Reflections on UT’s 1st Annual Film Festival

Isabella Gonzalez, Life & Arts Reporter

In middle school, Makayla George’s father encouraged her to explore writing by telling the stories of her superheroes. While curating these narratives, George found her first love: screenwriting.

Since then, the undeclared freshman said her love for screenwriting continued to linger in the back of her head. This month, she had the opportunity to dive headfirst into what she craved at Moody’s 1st Annual UT Student Screenwriting Festival.

“I was super excited,” George said. “(The UT Student Screenwriting Festival) is a chance for me to connect with people, network and learn more about the craft.”

UT held their 1st Annual Student Screenwriting Festival April 1-3. The festival included group discussions, as well as alumni-lead workshops, lectures and panels to highlight the creative process of screenwriting

Cindy McCreery, creator of the festival, associate professor and area head for screenwriting, said she wanted the festival to provide students a community within the realm of screenwriting.

“With COVID, I feel like students and faculty on campus all have been sort of disjointed and lost a sense of community,” McCreery said. “I thought it would be fun to do a creative weekend all about screenwriting for students who have taken screenwriting classes or who have never taken a screenwriting class.”

McCreery said the inspiration for the festival stemmed from her own formative screenwriting years as an undergraduate at the University of California at Santa Barbara, where students host an annual screenwriting festival with a weekend full of writing and alumni-led workshops.

“It was always about creativity — not so much about getting a job or breaking into the business,” McCreery said. “I’ve always thought that was a really fun, special part of my own undergrad experience.”

McCreery said in the future, she hopes to expand the screenwriting festival beyond radio-television-film majors.

Lindsay Howard, second-year masters screenwriting student and festival aid, graduated with an undergraduate English degree from UT in 2016. Although her true passion belonged to screenwriting, she said she felt hesitant when taking the plunge due to her lack of connections.

“If something like this had existed and (I’d) been able to try it out as an English major, I would have realized, ‘I can do this,’” Howard said. “You just need a different medium and a different look at storytelling to really feel like you’re capable in ways you didn’t really know you were.”

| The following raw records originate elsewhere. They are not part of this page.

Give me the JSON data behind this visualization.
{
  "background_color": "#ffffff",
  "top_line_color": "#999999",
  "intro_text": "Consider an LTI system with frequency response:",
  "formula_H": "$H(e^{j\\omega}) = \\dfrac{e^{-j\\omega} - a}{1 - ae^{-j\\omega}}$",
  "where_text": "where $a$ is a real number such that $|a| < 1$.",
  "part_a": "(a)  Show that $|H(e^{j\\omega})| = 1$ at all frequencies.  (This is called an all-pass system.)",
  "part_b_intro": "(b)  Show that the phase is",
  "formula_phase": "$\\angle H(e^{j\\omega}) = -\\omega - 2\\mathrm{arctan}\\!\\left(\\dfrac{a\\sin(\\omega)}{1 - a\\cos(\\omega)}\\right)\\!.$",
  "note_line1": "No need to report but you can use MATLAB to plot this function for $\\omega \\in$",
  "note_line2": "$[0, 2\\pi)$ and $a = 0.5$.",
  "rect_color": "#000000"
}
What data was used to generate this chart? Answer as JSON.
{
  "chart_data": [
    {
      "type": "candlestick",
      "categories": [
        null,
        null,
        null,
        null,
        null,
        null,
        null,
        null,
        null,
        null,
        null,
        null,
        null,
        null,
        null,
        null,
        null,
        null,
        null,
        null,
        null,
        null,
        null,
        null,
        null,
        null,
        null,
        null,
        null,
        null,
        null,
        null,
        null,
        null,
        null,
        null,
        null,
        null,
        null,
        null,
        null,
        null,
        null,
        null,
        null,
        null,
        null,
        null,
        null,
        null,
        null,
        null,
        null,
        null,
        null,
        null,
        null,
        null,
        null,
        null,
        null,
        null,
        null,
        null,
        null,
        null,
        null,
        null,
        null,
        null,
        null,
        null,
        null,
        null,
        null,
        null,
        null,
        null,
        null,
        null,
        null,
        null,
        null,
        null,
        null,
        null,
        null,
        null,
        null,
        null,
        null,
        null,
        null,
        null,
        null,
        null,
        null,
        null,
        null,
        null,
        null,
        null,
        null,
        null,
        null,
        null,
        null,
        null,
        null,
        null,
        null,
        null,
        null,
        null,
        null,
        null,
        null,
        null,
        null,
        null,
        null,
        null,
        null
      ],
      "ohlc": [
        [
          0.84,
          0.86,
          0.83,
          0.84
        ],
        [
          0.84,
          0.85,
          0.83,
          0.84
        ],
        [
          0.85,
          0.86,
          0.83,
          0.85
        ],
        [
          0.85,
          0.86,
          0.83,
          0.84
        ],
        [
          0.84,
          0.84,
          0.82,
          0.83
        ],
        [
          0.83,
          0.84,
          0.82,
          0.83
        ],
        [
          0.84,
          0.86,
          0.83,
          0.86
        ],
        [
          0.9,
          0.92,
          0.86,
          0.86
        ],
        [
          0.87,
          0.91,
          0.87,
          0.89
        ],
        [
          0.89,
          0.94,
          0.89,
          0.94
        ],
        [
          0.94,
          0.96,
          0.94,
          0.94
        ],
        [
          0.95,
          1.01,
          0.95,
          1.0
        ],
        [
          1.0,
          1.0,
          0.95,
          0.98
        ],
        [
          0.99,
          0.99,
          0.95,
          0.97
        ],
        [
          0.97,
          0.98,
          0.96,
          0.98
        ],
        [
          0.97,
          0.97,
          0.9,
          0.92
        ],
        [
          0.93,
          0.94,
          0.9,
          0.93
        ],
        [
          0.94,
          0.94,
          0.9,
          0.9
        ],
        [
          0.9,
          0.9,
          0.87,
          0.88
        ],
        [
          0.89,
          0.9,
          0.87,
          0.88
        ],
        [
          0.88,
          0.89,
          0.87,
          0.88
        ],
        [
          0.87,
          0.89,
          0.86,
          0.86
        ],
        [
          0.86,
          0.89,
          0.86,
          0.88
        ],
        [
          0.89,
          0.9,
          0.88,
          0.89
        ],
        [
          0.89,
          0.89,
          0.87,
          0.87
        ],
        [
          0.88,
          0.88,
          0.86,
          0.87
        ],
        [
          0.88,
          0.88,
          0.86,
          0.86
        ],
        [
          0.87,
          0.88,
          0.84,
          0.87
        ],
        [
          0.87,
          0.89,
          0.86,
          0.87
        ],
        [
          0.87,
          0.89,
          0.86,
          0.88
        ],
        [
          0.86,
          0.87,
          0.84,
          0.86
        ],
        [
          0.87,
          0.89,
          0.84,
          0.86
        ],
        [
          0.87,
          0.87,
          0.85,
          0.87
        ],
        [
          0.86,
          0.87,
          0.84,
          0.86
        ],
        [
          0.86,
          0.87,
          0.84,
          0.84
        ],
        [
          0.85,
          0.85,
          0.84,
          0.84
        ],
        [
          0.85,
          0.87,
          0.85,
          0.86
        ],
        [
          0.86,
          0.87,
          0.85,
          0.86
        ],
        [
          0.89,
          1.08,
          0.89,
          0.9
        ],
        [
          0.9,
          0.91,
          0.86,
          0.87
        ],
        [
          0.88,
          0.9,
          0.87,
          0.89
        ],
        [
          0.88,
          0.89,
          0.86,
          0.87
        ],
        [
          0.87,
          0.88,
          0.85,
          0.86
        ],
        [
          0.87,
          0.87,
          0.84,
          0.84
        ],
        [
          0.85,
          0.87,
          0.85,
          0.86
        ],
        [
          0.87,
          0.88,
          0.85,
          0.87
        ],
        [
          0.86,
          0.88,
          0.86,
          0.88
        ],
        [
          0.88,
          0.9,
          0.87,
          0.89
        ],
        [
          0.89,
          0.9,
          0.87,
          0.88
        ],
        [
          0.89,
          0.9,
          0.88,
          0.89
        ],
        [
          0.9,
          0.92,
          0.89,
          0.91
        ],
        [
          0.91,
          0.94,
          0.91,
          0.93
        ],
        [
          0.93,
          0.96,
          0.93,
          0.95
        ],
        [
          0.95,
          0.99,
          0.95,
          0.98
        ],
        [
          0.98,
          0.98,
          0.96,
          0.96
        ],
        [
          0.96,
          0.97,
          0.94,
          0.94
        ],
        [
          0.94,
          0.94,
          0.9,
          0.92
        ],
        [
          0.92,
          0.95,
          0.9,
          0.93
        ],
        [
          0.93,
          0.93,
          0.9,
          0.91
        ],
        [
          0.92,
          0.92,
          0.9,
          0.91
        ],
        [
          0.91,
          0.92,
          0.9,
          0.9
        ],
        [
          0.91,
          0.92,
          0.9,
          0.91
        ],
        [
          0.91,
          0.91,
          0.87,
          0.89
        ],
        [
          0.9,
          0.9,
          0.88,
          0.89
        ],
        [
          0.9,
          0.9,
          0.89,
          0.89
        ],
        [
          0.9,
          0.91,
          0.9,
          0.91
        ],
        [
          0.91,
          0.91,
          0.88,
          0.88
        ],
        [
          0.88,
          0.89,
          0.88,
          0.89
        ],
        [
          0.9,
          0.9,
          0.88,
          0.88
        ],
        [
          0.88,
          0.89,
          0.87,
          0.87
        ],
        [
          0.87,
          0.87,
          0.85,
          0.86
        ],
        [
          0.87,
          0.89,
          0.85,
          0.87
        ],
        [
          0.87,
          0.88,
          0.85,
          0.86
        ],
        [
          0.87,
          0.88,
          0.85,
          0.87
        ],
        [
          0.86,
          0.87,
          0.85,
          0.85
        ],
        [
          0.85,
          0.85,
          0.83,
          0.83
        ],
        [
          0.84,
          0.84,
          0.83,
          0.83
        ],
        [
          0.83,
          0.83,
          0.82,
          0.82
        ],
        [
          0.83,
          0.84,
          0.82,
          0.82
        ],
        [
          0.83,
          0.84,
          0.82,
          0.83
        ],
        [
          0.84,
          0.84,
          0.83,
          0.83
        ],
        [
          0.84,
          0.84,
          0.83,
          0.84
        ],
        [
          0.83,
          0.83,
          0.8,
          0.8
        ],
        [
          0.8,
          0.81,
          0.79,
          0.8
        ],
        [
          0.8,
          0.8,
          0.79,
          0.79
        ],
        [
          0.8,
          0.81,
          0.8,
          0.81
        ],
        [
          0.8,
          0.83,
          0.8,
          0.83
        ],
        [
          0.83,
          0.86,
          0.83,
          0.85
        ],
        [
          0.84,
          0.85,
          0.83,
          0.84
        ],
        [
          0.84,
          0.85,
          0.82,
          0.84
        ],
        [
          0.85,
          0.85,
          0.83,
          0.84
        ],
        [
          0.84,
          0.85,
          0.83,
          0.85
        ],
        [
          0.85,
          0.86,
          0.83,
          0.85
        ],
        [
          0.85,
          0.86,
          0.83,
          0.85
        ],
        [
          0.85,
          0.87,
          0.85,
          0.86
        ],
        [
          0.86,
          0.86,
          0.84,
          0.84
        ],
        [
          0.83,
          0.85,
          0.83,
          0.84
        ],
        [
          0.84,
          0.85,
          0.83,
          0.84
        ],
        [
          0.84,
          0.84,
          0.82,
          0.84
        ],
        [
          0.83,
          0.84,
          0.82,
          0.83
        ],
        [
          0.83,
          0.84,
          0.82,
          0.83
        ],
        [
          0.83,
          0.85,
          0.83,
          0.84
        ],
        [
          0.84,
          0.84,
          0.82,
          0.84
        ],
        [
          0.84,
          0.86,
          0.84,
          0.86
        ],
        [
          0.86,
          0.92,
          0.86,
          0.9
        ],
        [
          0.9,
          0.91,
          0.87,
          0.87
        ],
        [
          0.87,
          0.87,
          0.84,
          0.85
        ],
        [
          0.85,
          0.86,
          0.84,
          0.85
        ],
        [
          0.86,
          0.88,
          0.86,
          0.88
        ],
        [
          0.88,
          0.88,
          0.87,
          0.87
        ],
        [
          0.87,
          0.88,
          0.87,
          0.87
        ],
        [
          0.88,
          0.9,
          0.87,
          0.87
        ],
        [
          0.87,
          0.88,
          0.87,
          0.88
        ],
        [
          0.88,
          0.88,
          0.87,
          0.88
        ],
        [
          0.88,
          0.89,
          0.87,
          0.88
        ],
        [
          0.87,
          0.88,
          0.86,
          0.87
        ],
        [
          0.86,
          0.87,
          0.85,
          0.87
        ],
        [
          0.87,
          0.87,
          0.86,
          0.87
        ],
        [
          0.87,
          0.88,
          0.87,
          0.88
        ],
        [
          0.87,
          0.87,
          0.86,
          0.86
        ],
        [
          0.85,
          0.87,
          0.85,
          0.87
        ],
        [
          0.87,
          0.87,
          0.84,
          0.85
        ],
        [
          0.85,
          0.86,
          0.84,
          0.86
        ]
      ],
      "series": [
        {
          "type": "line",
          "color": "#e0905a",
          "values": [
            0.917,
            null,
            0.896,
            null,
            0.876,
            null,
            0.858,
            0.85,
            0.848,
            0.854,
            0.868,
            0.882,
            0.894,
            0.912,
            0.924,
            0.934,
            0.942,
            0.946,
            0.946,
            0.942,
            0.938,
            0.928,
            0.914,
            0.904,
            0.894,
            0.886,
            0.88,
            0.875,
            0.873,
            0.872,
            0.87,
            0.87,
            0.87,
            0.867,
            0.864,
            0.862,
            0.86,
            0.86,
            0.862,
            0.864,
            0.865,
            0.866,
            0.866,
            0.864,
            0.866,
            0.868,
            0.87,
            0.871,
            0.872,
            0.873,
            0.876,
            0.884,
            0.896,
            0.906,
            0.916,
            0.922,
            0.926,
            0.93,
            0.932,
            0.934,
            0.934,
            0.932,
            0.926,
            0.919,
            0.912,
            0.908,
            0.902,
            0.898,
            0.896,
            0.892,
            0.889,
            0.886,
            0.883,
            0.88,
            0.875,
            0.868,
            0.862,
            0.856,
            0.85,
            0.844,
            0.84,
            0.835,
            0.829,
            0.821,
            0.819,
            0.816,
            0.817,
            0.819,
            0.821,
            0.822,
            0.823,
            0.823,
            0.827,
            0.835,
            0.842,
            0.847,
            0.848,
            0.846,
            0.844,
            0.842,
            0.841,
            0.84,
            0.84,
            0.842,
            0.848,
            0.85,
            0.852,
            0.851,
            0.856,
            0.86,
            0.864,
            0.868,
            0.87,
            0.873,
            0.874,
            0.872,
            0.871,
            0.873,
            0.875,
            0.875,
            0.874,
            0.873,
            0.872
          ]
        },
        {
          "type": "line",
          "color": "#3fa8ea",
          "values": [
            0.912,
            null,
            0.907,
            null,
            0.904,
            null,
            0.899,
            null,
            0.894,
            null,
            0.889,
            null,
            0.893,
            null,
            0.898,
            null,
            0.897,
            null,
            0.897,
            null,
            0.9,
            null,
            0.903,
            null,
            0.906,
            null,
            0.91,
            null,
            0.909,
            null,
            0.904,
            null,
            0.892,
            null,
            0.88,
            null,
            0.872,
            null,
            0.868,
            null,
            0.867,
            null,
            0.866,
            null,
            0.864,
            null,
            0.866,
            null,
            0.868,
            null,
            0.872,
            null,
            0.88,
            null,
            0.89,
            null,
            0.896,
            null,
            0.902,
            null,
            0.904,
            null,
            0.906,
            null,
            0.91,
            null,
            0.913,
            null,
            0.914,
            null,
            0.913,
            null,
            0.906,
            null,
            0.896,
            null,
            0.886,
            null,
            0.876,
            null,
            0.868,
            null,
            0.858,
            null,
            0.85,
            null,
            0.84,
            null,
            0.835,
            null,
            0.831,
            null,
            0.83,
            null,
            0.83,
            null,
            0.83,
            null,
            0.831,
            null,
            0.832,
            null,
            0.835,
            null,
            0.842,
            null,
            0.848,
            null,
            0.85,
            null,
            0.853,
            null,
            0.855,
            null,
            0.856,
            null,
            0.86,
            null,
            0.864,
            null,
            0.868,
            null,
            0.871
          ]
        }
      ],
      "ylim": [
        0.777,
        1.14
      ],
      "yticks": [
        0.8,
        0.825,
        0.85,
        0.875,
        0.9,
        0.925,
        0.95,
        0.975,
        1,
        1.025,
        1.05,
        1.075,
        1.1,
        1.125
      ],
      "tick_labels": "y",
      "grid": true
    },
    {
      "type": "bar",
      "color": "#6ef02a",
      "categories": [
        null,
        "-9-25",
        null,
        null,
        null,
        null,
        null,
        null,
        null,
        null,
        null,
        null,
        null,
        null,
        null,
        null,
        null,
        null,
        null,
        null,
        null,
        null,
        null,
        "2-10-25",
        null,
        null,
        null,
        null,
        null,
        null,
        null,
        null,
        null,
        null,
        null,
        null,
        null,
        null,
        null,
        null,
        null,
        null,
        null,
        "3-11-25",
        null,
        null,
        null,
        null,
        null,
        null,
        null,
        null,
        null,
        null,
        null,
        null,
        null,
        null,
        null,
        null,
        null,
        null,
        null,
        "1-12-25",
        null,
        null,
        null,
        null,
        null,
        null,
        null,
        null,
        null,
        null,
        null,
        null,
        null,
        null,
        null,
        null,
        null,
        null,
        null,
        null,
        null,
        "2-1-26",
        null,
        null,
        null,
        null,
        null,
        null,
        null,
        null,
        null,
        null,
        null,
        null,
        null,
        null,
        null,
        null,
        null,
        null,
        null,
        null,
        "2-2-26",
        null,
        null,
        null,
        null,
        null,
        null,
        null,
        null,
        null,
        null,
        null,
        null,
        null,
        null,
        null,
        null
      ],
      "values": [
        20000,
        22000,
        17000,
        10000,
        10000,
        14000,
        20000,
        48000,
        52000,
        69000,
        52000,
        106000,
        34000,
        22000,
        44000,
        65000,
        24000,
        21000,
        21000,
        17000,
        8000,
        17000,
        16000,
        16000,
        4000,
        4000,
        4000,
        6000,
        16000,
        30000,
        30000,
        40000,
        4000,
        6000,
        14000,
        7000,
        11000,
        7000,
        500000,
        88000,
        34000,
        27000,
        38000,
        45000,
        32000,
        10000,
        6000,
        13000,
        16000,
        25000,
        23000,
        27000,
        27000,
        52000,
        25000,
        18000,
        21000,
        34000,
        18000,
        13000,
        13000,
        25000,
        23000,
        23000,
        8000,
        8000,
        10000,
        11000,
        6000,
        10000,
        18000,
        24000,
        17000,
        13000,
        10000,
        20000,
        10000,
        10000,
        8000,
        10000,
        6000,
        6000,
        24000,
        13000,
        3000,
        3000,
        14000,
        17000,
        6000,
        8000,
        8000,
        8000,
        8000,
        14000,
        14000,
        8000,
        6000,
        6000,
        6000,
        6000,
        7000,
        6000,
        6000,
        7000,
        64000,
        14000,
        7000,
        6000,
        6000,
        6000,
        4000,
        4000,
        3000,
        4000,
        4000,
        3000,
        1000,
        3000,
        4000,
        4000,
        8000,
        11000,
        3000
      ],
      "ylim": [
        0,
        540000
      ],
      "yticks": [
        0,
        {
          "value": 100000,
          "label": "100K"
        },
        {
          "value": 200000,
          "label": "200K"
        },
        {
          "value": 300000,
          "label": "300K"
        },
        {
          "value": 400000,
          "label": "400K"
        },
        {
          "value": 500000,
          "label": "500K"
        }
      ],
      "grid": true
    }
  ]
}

McCreery said the value of screenwriting extends beyond just movies and TV shows and recognizing this process is vital to not only the students behind this work, but also all consumers of this media.

“It’s a way to express the human condition and tell stories that otherwise would never be told,” McCreery said. “You hope to entertain and move people, and, hopefully, they leave after watching something written and feel like it was worthwhile spending that time. Experiencing that all really comes down to a good story.”